Zerbrochene Linsen…Der female gaze (und die Macht-Konfigurationen von Blickbeziehungen)

Berlin 12./13. Juni 2025 (FernUniversität in Hagen)

PORTRAIT DE LA JEUNE FILLE EN FEU (F 2019) unter der Regie von Céline Sciamma wird vor allem als Beispiel eines gelungenen female gaze gefeiert (Pilarczyk 2019), der sich einer langen Kinotradition des männlichen Blicks widersetzt, diesen jedoch gleichzeitig inkorporiert, indem er ihn sich aneignet und umschreibt, um lesbisches Begehren zu entfalten. Der Film offenbart Kenntnisse feministischer Blicktheorien, die insbesondere das ‚weibliche‘ Filmen prägen (vgl. Kolonko 2023), – eine vielfältige Auseinandersetzung mit bestehenden patriarchalen Repräsentationsstrukturen und im Zuge dessen mit Möglichkeiten eines weiblichen Subjektes. Im Kontext feministischer Kritik verwies Mulvey (1975) auf die Rolle der Frau als Blickobjekt, die aus den heteronormativen Begehrensstrukturen hervorgeht, die das Kino entfaltet. Schon Simone de Beauvoir hat in ihrem die zweite Welle der Frauenbewegung maßgeblich beeinflussenden Werk „Le Deuxième Sexe“ (1949) davon gesprochen, wie fundamental in die weibliche Subjektivierung die Rolle als Blickobjekt eingeschrieben ist. In der Suche nach einem weiblichen Blick wurde daher versucht, die der Frau zugeschriebene Passivität zu überwinden und sie als eine aktive Zuschauerin zu denken, versehen etwa mit einem transvestitischen (Mulvey 1999), masochistischen (Studler 1985) oder maskierten, oszillierenden Blick (Doane 1994) – alle Kategorien entnommen den Theorien, die Weiblichkeit gegenüber dem männlichen Subjekt als das Andere konzipieren. Auch wurde die Mutterfigur als potenzielle Trägerin eines weiblichen Blicks gesehen (Koch 1980; Kaplan 1984; Brauerhoch 1996; Koch 1995). Kann Frau zum Subjekt des Blickes werden oder ist sie eher eine Relationsgröße des Begehrens, das im ödipalen Dreieck entsteht (de Lauretis 1990) und das sie aktiv umgestalten kann (Johnston 1977)? Es stellt sich also die Frage, in welcher Weise ein female gaze sich dem male gaze entgegenstellen kann, sei es im Film, der Literatur oder im Selbstverständnis von Weiblichkeit. 
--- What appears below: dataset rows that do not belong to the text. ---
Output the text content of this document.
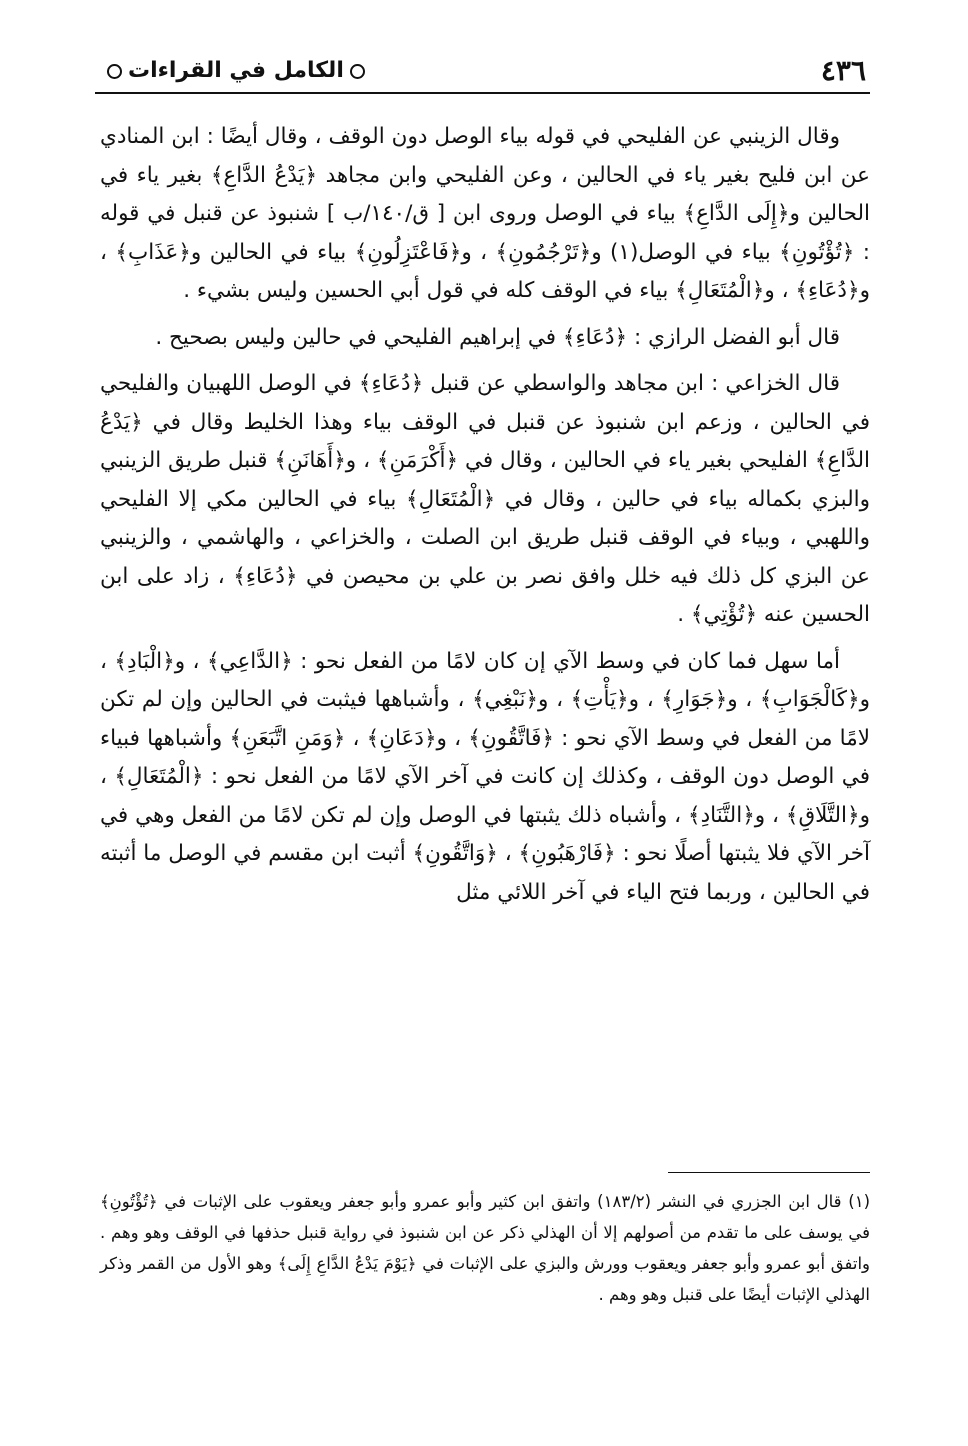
٤٣٦
الكامل في القراءات

وقال الزينبي عن الفليحي في قوله بياء الوصل دون الوقف ، وقال أيضًا : ابن المنادي عن ابن فليح بغير ياء في الحالين ، وعن الفليحي وابن مجاهد ﴿يَدْعُ الدَّاعِ﴾ بغير ياء في الحالين و﴿إِلَى الدَّاعِ﴾ بياء في الوصل وروى ابن [ ق/١٤٠/ب ] شنبوذ عن قنبل في قوله : ﴿تُؤْتُونِ﴾ بياء في الوصل(١) و﴿تَرْجُمُونِ﴾ ، و﴿فَاعْتَزِلُونِ﴾ بياء في الحالين و﴿عَذَابِ﴾ ، و﴿دُعَاءِ﴾ ، و﴿الْمُتَعَالِ﴾ بياء في الوقف كله في قول أبي الحسين وليس بشيء .

قال أبو الفضل الرازي : ﴿دُعَاءِ﴾ في إبراهيم الفليحي في حالين وليس بصحيح .

قال الخزاعي : ابن مجاهد والواسطي عن قنبل ﴿دُعَاءِ﴾ في الوصل اللهبيان والفليحي في الحالين ، وزعم ابن شنبوذ عن قنبل في الوقف بياء وهذا الخليط وقال في ﴿يَدْعُ الدَّاعِ﴾ الفليحي بغير ياء في الحالين ، وقال في ﴿أَكْرَمَنِ﴾ ، و﴿أَهَانَنِ﴾ قنبل طريق الزينبي والبزي بكماله بياء في حالين ، وقال في ﴿الْمُتَعَالِ﴾ بياء في الحالين مكي إلا الفليحي واللهبي ، وبياء في الوقف قنبل طريق ابن الصلت ، والخزاعي ، والهاشمي ، والزينبي عن البزي كل ذلك فيه خلل وافق نصر بن علي بن محيصن في ﴿دُعَاءِ﴾ ، زاد على ابن الحسين عنه ﴿تُؤْتِي﴾ .

أما سهل فما كان في وسط الآي إن كان لامًا من الفعل نحو : ﴿الدَّاعِي﴾ ، و﴿الْبَادِ﴾ ، و﴿كَالْجَوَابِ﴾ ، و﴿جَوَارِ﴾ ، و﴿يَأْتِ﴾ ، و﴿نَبْغِي﴾ ، وأشباهها فيثبت في الحالين وإن لم تكن لامًا من الفعل في وسط الآي نحو : ﴿فَاتَّقُونِ﴾ ، و﴿دَعَانِ﴾ ، ﴿وَمَنِ اتَّبَعَنِ﴾ وأشباهها فبياء في الوصل دون الوقف ، وكذلك إن كانت في آخر الآي لامًا من الفعل نحو : ﴿الْمُتَعَالِ﴾ ، و﴿التَّلَاقِ﴾ ، و﴿التَّنَادِ﴾ ، وأشباه ذلك يثبتها في الوصل وإن لم تكن لامًا من الفعل وهي في آخر الآي فلا يثبتها أصلًا نحو : ﴿فَارْهَبُونِ﴾ ، ﴿وَاتَّقُونِ﴾ أثبت ابن مقسم في الوصل ما أثبته في الحالين ، وربما فتح الياء في آخر اللائي مثل

(١) قال ابن الجزري في النشر (١٨٣/٢) واتفق ابن كثير وأبو عمرو وأبو جعفر ويعقوب على الإثبات في ﴿تُؤْتُونِ﴾ في يوسف على ما تقدم من أصولهم إلا أن الهذلي ذكر عن ابن شنبوذ في رواية قنبل حذفها في الوقف وهو وهم . واتفق أبو عمرو وأبو جعفر ويعقوب وورش والبزي على الإثبات في ﴿يَوْمَ يَدْعُ الدَّاعِ إِلَى﴾ وهو الأول من القمر وذكر الهذلي الإثبات أيضًا على قنبل وهو وهم .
Die Debatten über den männlichen, weiblichen, queeren, rassifizierenden und ethnisierenden Blick wurden bis in die 1990er Jahre hinein umfangreich geführt (vgl. Gradinari 2024), die Frage nach der Macht des männlichen Blickes hat jedoch nie an Aktualität verloren. Die Medialisierung der Blicke findet zwar längst außerhalb von Kino und Fernsehen statt – die Digitalität hat technologisch produzierte Blicke im sozialen Raum verstreut, in dem nun Prosumer:innen um Sichtbarkeit kämpfen und diese mit anderen Machtstrukturen (Militär, Werbeindustrien, Kommunikationskonzerne, Geheimdienste usw.) verknüpfen. Male gaze, der im Kino zwar nicht vollständig verbannt, aber zumindest kritisiert wurde, feiert ein Comeback. Gill (2007: 151) spricht von der Inkorporierung des männlichen Blicks durch Frauen in der Popkultur und im digitalen Raum. Darüber hinaus liegen den Blickstrukturen Überwachungsmechanismen zugrunde – es hat sich ein surveillance gaze herausgebildet, an den auch Frauen angeschlossen werden (Ruto 2016: 86; Winch 2013). Vor dem Hintergrund der Digitalisierung ließe sich sogar fragen, ob die Unterwerfung unter den male gaze nicht noch umfassender zu denken sei. Nicht nur weibliche Subjekte machen sich zunehmend zu Objekten eines entpersonalisierten Blicks, unabhängig vom Gender schreitet eine Selbstobjektivierung voran, die in der Kulturgeschichte ihres gleichen sucht (Kauer 2023). 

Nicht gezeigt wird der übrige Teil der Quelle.